Estátuas de Lenine, postais de Putin e um tanque T-34 cheio de turistas: é um trio que só se encontra no mais famoso Estado separatista da Europa: a Transnístria.

Oficialmente conhecida como República Moldava de Pridnestrovin, a Transnístria separou-se da Moldova em 1990 por receio de que o país se reunisse com a Roménia após o colapso da União Soviética.

O governo de facto não é reconhecido internacionalmente e toda a Europa continua a considerar a região separatista como parte da Moldova.

Atualmente infiltrada por cerca de 1500 soldados russos, devido aos seus laços económicos e políticos, e apesar dos avisos oficiais para não a visitar, o Estado separatista tornou-se inesperadamente um grande sucesso entre os viajantes ocidentais.

Uma mulher passa por uma escultura do fundador da União Soviética, Vladimir Lenin, em Tiraspol, capital da Transnístria. 31 de outubro de 2021
Uma mulher passa por uma escultura do fundador da União Soviética, Vladimir Lenin, em Tiraspol, capital da Transnístria. 31 de outubro de 2021 Dmitri Lovetsky/Copyright 2021 The AP. All rights reserved

Estará a Transnístria a viver um boom turístico?

Observar as estatísticas do turismo na Transnístria é um desafio.
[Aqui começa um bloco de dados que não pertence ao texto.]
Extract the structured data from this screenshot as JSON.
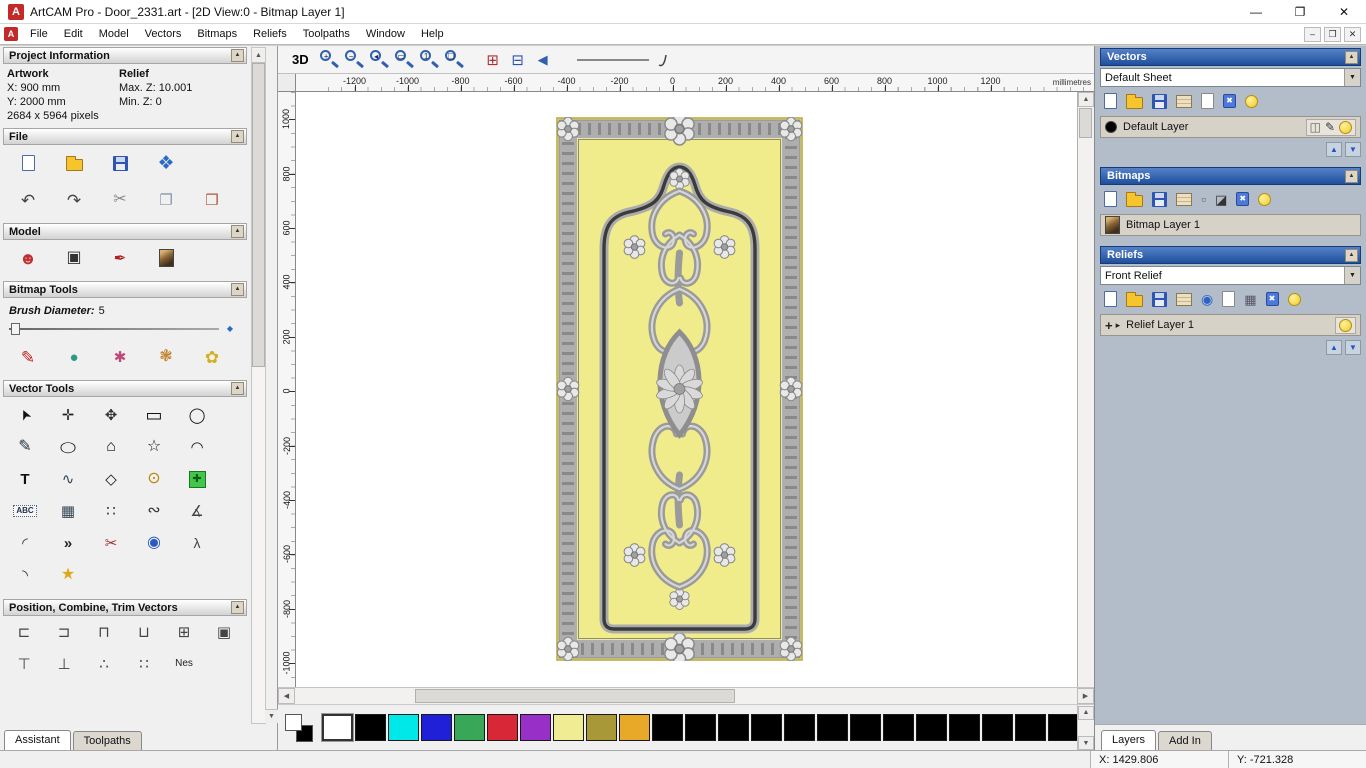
{
  "window": {
    "title": "ArtCAM Pro - Door_2331.art - [2D View:0 - Bitmap Layer 1]",
    "logo_letter": "A",
    "minimize": "—",
    "maximize": "❐",
    "close": "✕",
    "mdi_minimize": "–",
    "mdi_restore": "❐",
    "mdi_close": "✕"
  },
  "ui": {
    "collapse": "▲"
  },
  "scroll": {
    "up": "▲",
    "down": "▼",
    "left": "◀",
    "right": "▶"
  },
  "menu": {
    "items": [
      "File",
      "Edit",
      "Model",
      "Vectors",
      "Bitmaps",
      "Reliefs",
      "Toolpaths",
      "Window",
      "Help"
    ]
  },
  "left_panel": {
    "project_info": {
      "title": "Project Information",
      "artwork_label": "Artwork",
      "relief_label": "Relief",
      "x": "X: 900 mm",
      "y": "Y: 2000 mm",
      "max_z": "Max. Z: 10.001",
      "min_z": "Min. Z: 0",
      "pixels": "2684 x 5964 pixels"
    },
    "file_section": {
      "title": "File",
      "row1": [
        {
          "name": "new-model-icon",
          "cls": "icg pg"
        },
        {
          "name": "open-model-icon",
          "cls": "icg fld"
        },
        {
          "name": "save-model-icon",
          "cls": "icg flp"
        },
        {
          "name": "export-model-icon",
          "cls": "icg",
          "glyph": "❖",
          "style": "color:#2a6ac8;font-size:19px"
        }
      ],
      "row2": [
        {
          "name": "undo-icon",
          "cls": "icg",
          "glyph": "↶",
          "style": "color:#444;font-size:17px"
        },
        {
          "name": "redo-icon",
          "cls": "icg",
          "glyph": "↷",
          "style": "color:#444;font-size:17px"
        },
        {
          "name": "cut-icon",
          "cls": "icg",
          "glyph": "✂",
          "style": "color:#888;font-size:16px"
        },
        {
          "name": "copy-icon",
          "cls": "icg",
          "glyph": "❐",
          "style": "color:#8899aa;font-size:15px"
        },
        {
          "name": "paste-icon",
          "cls": "icg",
          "glyph": "❒",
          "style": "color:#b05838;font-size:15px"
        }
      ]
    },
    "model_section": {
      "title": "Model",
      "row": [
        {
          "name": "greyscale-view-icon",
          "cls": "icg",
          "glyph": "☻",
          "style": "color:#c03030;font-size:17px"
        },
        {
          "name": "shaded-view-icon",
          "cls": "icg",
          "glyph": "▣",
          "style": "color:#333;font-size:16px"
        },
        {
          "name": "stamp-relief-icon",
          "cls": "icg",
          "glyph": "✒",
          "style": "color:#b02020;font-size:15px"
        },
        {
          "name": "texture-image-icon",
          "cls": "icg ml"
        }
      ]
    },
    "bitmap_tools": {
      "title": "Bitmap Tools",
      "brush_label": "Brush Diameter:",
      "brush_value": "5",
      "row": [
        {
          "name": "draw-brush-icon",
          "cls": "icg",
          "glyph": "✎",
          "style": "color:#c02020;font-size:17px"
        },
        {
          "name": "paint-block-icon",
          "cls": "icg",
          "glyph": "●",
          "style": "color:#2e9a86;font-size:15px"
        },
        {
          "name": "spray-brush-icon",
          "cls": "icg",
          "glyph": "✱",
          "style": "color:#c04878;font-size:15px"
        },
        {
          "name": "colour-palette-icon",
          "cls": "icg",
          "glyph": "❃",
          "style": "color:#c08028;font-size:16px"
        },
        {
          "name": "flood-fill-icon",
          "cls": "icg",
          "glyph": "✿",
          "style": "color:#d4b020;font-size:17px"
        }
      ]
    },
    "vector_tools": {
      "title": "Vector Tools",
      "items": [
        {
          "name": "select-vectors-icon",
          "cls": "icg",
          "glyph": "➤",
          "style": "color:#111;display:inline-block;transform:rotate(-115deg);font-size:14px"
        },
        {
          "name": "node-editing-icon",
          "cls": "icg",
          "glyph": "✛",
          "style": "color:#222"
        },
        {
          "name": "transform-vectors-icon",
          "cls": "icg",
          "glyph": "✥",
          "style": "color:#333"
        },
        {
          "name": "create-rectangle-icon",
          "cls": "icg",
          "glyph": "▭",
          "style": "color:#111;font-size:18px"
        },
        {
          "name": "create-circle-icon",
          "cls": "icg",
          "glyph": "◯",
          "style": "color:#111"
        },
        {
          "name": "create-polyline-icon",
          "cls": "icg",
          "glyph": "✎",
          "style": "color:#234;font-size:16px"
        },
        {
          "name": "create-ellipse-icon",
          "cls": "icg",
          "glyph": "◯",
          "style": "color:#111;display:inline-block;transform:scaleY(.72)"
        },
        {
          "name": "create-polygon-icon",
          "cls": "icg",
          "glyph": "⌂",
          "style": "color:#111;font-size:16px"
        },
        {
          "name": "create-star-icon",
          "cls": "icg",
          "glyph": "☆",
          "style": "color:#111;font-size:16px"
        },
        {
          "name": "create-arc-icon",
          "cls": "icg",
          "glyph": "◠",
          "style": "color:#111"
        },
        {
          "name": "create-text-icon",
          "cls": "icg",
          "glyph": "T",
          "style": "color:#111;font-weight:bold;font-size:15px"
        },
        {
          "name": "wrap-text-icon",
          "cls": "icg",
          "glyph": "∿",
          "style": "color:#345"
        },
        {
          "name": "envelope-distort-icon",
          "cls": "icg",
          "glyph": "◇",
          "style": "color:#111"
        },
        {
          "name": "offset-vectors-icon",
          "cls": "icg",
          "glyph": "⊙",
          "style": "color:#b8860b;font-size:16px"
        },
        {
          "name": "paste-vectors-icon",
          "cls": "icg gplus",
          "glyph": "✚"
        },
        {
          "name": "text-block-icon",
          "cls": "icg abc",
          "glyph": "ABC"
        },
        {
          "name": "grid-tool-icon",
          "cls": "icg",
          "glyph": "▦",
          "style": "color:#345"
        },
        {
          "name": "block-copy-icon",
          "cls": "icg",
          "glyph": "∷",
          "style": "color:#333;font-size:15px"
        },
        {
          "name": "fit-curve-icon",
          "cls": "icg",
          "glyph": "∾",
          "style": "color:#333;font-size:16px"
        },
        {
          "name": "measure-tool-icon",
          "cls": "icg",
          "glyph": "∡",
          "style": "color:#444;font-size:15px"
        },
        {
          "name": "arc-through-points-icon",
          "cls": "icg",
          "glyph": "◜",
          "style": "color:#333"
        },
        {
          "name": "join-vectors-icon",
          "cls": "icg",
          "glyph": "»",
          "style": "color:#222;font-weight:bold;font-size:15px"
        },
        {
          "name": "trim-vectors-icon",
          "cls": "icg",
          "glyph": "✂",
          "style": "color:#a03030;font-size:15px"
        },
        {
          "name": "extrude-vector-icon",
          "cls": "icg",
          "glyph": "◉",
          "style": "color:#2a5ac0;font-size:16px"
        },
        {
          "name": "vector-doctor-icon",
          "cls": "icg",
          "glyph": "λ",
          "style": "color:#444;font-size:14px"
        },
        {
          "name": "fillet-corner-icon",
          "cls": "icg",
          "glyph": "◝",
          "style": "color:#333"
        },
        {
          "name": "wrap-vectors-icon",
          "cls": "icg",
          "glyph": "★",
          "style": "color:#e0a818;font-size:16px"
        }
      ]
    },
    "position_section": {
      "title": "Position, Combine, Trim Vectors",
      "items": [
        {
          "name": "align-left-icon",
          "cls": "icg",
          "glyph": "⊏",
          "style": "color:#444"
        },
        {
          "name": "align-right-icon",
          "cls": "icg",
          "glyph": "⊐",
          "style": "color:#444"
        },
        {
          "name": "align-top-icon",
          "cls": "icg",
          "glyph": "⊓",
          "style": "color:#444"
        },
        {
          "name": "align-bottom-icon",
          "cls": "icg",
          "glyph": "⊔",
          "style": "color:#444"
        },
        {
          "name": "center-in-page-icon",
          "cls": "icg",
          "glyph": "⊞",
          "style": "color:#444"
        },
        {
          "name": "align-centers-icon",
          "cls": "icg",
          "glyph": "▣",
          "style": "color:#444"
        },
        {
          "name": "paste-array-icon",
          "cls": "icg",
          "glyph": "⊤",
          "style": "color:#444"
        },
        {
          "name": "paste-rotated-icon",
          "cls": "icg",
          "glyph": "⊥",
          "style": "color:#444"
        },
        {
          "name": "scatter-copies-icon",
          "cls": "icg",
          "glyph": "∴",
          "style": "color:#444"
        },
        {
          "name": "array-copies-icon",
          "cls": "icg",
          "glyph": "∷",
          "style": "color:#444"
        },
        {
          "name": "nesting-icon",
          "cls": "icg",
          "glyph": "Nes",
          "style": "color:#222;font-size:10px"
        }
      ]
    },
    "tabs": [
      {
        "label": "Assistant"
      },
      {
        "label": "Toolpaths"
      }
    ]
  },
  "toolbar": {
    "view3d": "3D",
    "zoom": [
      {
        "name": "zoom-in-icon",
        "glyph": "+"
      },
      {
        "name": "zoom-out-icon",
        "glyph": "−"
      },
      {
        "name": "zoom-previous-icon",
        "glyph": "◂"
      },
      {
        "name": "zoom-window-icon",
        "glyph": "▭"
      },
      {
        "name": "zoom-1to1-icon",
        "glyph": "1"
      },
      {
        "name": "zoom-fit-page-icon",
        "glyph": "❏"
      }
    ],
    "toggles": [
      {
        "name": "previous-bitmap-layer-icon",
        "glyph": "⊞",
        "style": "color:#b03030;font-size:15px"
      },
      {
        "name": "next-bitmap-layer-icon",
        "glyph": "⊟",
        "style": "color:#3050b0;font-size:15px"
      },
      {
        "name": "view-back-icon",
        "glyph": "◀",
        "style": "color:#3060b0;font-size:13px"
      }
    ]
  },
  "ruler": {
    "h_ticks": [
      "-1200",
      "-1000",
      "-800",
      "-600",
      "-400",
      "-200",
      "0",
      "200",
      "400",
      "600",
      "800",
      "1000",
      "1200"
    ],
    "v_ticks": [
      "1000",
      "800",
      "600",
      "400",
      "200",
      "0",
      "-200",
      "-400",
      "-600",
      "-800",
      "-1000"
    ],
    "units": "millimetres"
  },
  "artwork": {
    "colors": {
      "door-yellow": "#f1ec8b",
      "door-border-gray": "#aeaeae",
      "door-frame": "#3b3b3b",
      "ornament-gray": "#9a9a9a"
    }
  },
  "palette": {
    "colors": [
      "#ffffff",
      "#000000",
      "#00e8e8",
      "#2020d8",
      "#38a858",
      "#d82838",
      "#9830c8",
      "#f0ec94",
      "#a89838",
      "#e8a828",
      "#000000",
      "#000000",
      "#000000",
      "#000000",
      "#000000",
      "#000000",
      "#000000",
      "#000000",
      "#000000",
      "#000000",
      "#000000",
      "#000000",
      "#000000"
    ]
  },
  "right_panel": {
    "up": "▲",
    "down": "▼",
    "vectors": {
      "title": "Vectors",
      "sheet_value": "Default Sheet",
      "toolbar": [
        {
          "name": "new-vector-layer-icon",
          "cls": "icg pg"
        },
        {
          "name": "open-vector-layer-icon",
          "cls": "icg fld"
        },
        {
          "name": "save-vector-layer-icon",
          "cls": "icg flp"
        },
        {
          "name": "merge-vector-layers-icon",
          "cls": "icg stk"
        },
        {
          "name": "new-sheet-icon",
          "cls": "icg pg2"
        },
        {
          "name": "delete-vector-layer-icon",
          "cls": "icg trs",
          "glyph": "✖"
        },
        {
          "name": "toggle-all-vectors-icon",
          "cls": "icg blb"
        }
      ],
      "layer": {
        "name": "Default Layer",
        "swatch": "#000000"
      },
      "layer_icons": [
        {
          "name": "lock-layer-icon",
          "cls": "icg",
          "glyph": "◫",
          "style": "color:#566;font-size:12px"
        },
        {
          "name": "edit-layer-icon",
          "cls": "icg",
          "glyph": "✎",
          "style": "color:#334;font-size:12px"
        },
        {
          "name": "layer-visibility-icon",
          "cls": "icg blb"
        }
      ]
    },
    "bitmaps": {
      "title": "Bitmaps",
      "toolbar": [
        {
          "name": "new-bitmap-layer-icon",
          "cls": "icg pg"
        },
        {
          "name": "open-bitmap-layer-icon",
          "cls": "icg fld"
        },
        {
          "name": "save-bitmap-layer-icon",
          "cls": "icg flp"
        },
        {
          "name": "merge-bitmap-layers-icon",
          "cls": "icg stk"
        },
        {
          "name": "clear-bitmap-icon",
          "cls": "icg",
          "glyph": "▫",
          "style": "color:#667;font-size:14px"
        },
        {
          "name": "contrast-icon",
          "cls": "icg",
          "glyph": "◪",
          "style": "color:#333;font-size:13px"
        },
        {
          "name": "delete-bitmap-layer-icon",
          "cls": "icg trs",
          "glyph": "✖"
        },
        {
          "name": "toggle-all-bitmaps-icon",
          "cls": "icg blb"
        }
      ],
      "layer": {
        "name": "Bitmap Layer 1"
      }
    },
    "reliefs": {
      "title": "Reliefs",
      "relief_value": "Front Relief",
      "toolbar": [
        {
          "name": "new-relief-layer-icon",
          "cls": "icg pg"
        },
        {
          "name": "open-relief-layer-icon",
          "cls": "icg fld"
        },
        {
          "name": "save-relief-layer-icon",
          "cls": "icg flp"
        },
        {
          "name": "merge-relief-layers-icon",
          "cls": "icg stk"
        },
        {
          "name": "smooth-relief-icon",
          "cls": "icg",
          "glyph": "◉",
          "style": "color:#2a62c8;font-size:14px"
        },
        {
          "name": "new-relief-icon",
          "cls": "icg pg2"
        },
        {
          "name": "relief-grid-icon",
          "cls": "icg",
          "glyph": "▦",
          "style": "color:#556;font-size:13px"
        },
        {
          "name": "delete-relief-layer-icon",
          "cls": "icg trs",
          "glyph": "✖"
        },
        {
          "name": "toggle-all-reliefs-icon",
          "cls": "icg blb"
        }
      ],
      "layer": {
        "name": "Relief Layer 1"
      },
      "layer_icons_left": [
        {
          "name": "add-relief-layer-icon",
          "cls": "icg",
          "glyph": "+",
          "style": "color:#222;font-weight:bold;font-size:13px"
        },
        {
          "name": "expand-layer-icon",
          "cls": "icg",
          "glyph": "▸",
          "style": "color:#222;font-size:9px"
        }
      ],
      "layer_icons": [
        {
          "name": "relief-visibility-icon",
          "cls": "icg blb"
        }
      ]
    },
    "tabs": [
      {
        "label": "Layers"
      },
      {
        "label": "Add In"
      }
    ]
  },
  "status": {
    "x": "X: 1429.806",
    "y": "Y: -721.328"
  }
}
A Direção de Turismo da Moldova não respondeu quando contactada pela Euronews Travel sobre os números oficiais.

No entanto, o Comité Estatal das Alfândegas da República Moldava Pridnestroviana (PMR) afirma que o número de turistas que entram no país "duplicou nos últimos dois anos".

Embora não tenha fornecido quaisquer números específicos, um relatório publicado em 2020 estimou que cerca de 20 mil turistas deslocam-se à região como parte de uma viagem de um dia a partir da Moldova todos os anos.

A Transnístria lançou também o seu primeiro guia do viajante, disponível em russo e inglês, e inclui informações sobre as franquias aduaneiras, bens proibidos e instruções sobre a forma como os estrangeiros podem trazer os seus veículos para o Estado separatista.

Recentemente, os vídeos das atrações turísticas invulgares da Transnístria tornaram-se virais no TikTok, com mais de cinco mil publicações marcadas com "#Transnistria".

Os criadores que visitam o Estado auto-declarado têm mostrado a sua arquitetura da era soviética e a sua história única, muitas vezes sob a bandeira de visitar o "lugar que não existe".

"Entrar numa máquina do tempo"

Harry Tully é um dos muitos criadores de conteúdos que documentou o seu tempo na Transnístria depois de ter reservado um comboio-cama de estilo soviético da Roménia para a Moldova.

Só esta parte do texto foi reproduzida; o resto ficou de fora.